王国の青年騎士
場末での少々乱暴な自己紹介を終えた後、カイト達は王国の騎士であるという青年と共に、ルチアの工房へと戻った。
「なるべく他人の目や耳に触れない場所で話をしたい」という、彼の意向を汲んでのことだった。
カイトの先導で玄関を潜ったヒルデブレヒトは、雑然とした室内にやや面食らった様子を見せる。
それでも、即座に気持ちを立て直した彼は、広間の中程へと進み出ると、カイト達の方を振り向き、うやうやしく頭を垂れた。

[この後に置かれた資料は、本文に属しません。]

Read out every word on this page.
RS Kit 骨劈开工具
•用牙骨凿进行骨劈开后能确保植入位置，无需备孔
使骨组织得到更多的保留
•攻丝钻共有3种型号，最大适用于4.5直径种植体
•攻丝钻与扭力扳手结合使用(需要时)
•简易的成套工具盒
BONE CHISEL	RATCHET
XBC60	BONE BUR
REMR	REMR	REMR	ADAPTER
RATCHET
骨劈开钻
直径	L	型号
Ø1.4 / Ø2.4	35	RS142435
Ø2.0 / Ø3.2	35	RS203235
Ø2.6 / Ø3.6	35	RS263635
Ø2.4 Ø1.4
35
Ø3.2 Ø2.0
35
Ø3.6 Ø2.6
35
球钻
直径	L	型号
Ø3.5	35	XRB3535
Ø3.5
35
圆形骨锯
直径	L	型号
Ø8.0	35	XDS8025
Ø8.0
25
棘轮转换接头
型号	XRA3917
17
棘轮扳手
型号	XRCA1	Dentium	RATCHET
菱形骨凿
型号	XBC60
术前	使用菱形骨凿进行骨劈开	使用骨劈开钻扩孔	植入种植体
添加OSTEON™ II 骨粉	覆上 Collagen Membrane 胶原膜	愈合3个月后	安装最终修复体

「まずは、改めて先程の非礼を詫びさせてもらいたい。事情を良く把握もせず、そちらを刺激してしまうような短絡的な行動に出てしまったのは、言い訳のしようもない愚行だった」
「そんなに気にするな。お前にこっちを傷付けるつもりがなかったのは、俺も充分に分かっている。それに、どっちにも怪我とかそんなのはなかったんだから、もう済んだ話で良いだろ」
「寛容な言葉、本当に痛み入る。しかし、その、君の連れの彼女の方は、やはり納得がいっていないらしいようだし―」
固い苦笑を浮かべ、視線をちらと横へ落とす彼に、カイトもつられて後ろを顧みる。
そこには、カイトの背後に身を潜め、険しいしかめっ面でヒルデブレヒトを睨み付けている、警戒心に満ち満ちた雰囲気を放つメリッサの姿があった。
三人で連れ立って街を行く道中も、彼女は常にカイトの陰に隠れ、新しい同行者を油断なく見張り続けていた。
気持ちは分からなくもないが、そんなにずっと気を張り続けていたら持たないだろうに。
まるで、逃げる隙を窺っている小動物のように身構えているメリッサに、カイトは小さく溜息を漏らし、困惑しているヒルデブレヒトへと肩を竦めてみせた。
「こいつもちょっと今、事情があって物騒な身の上らしくてな。だから少し、周りの事には神経過敏になっているんだが、悪いがその辺りは我慢してくれ」
「そうなのか……もしかして、その事情というのは、『アビゲイル』に関する事かい?」
ヒルデブレヒトが戸惑いながら口にしたその単語に、メリッサの呼吸が微かに震えるのを、カイトは背中で聞く。
どうやら、ヒルデブレヒトをも気色ばませたその人名らしき言葉が、彼女を怯えさせている原因であるのは間違いないようだった。
二人の重要な関心事となっている『アビゲイル』とは、いったい何者なのか。
そうした疑念を解消するためにも、カイトはヒルデブレヒトと共に近くの椅子へと腰を下ろし、今度は温和で平和的な話し合いを始めることとした。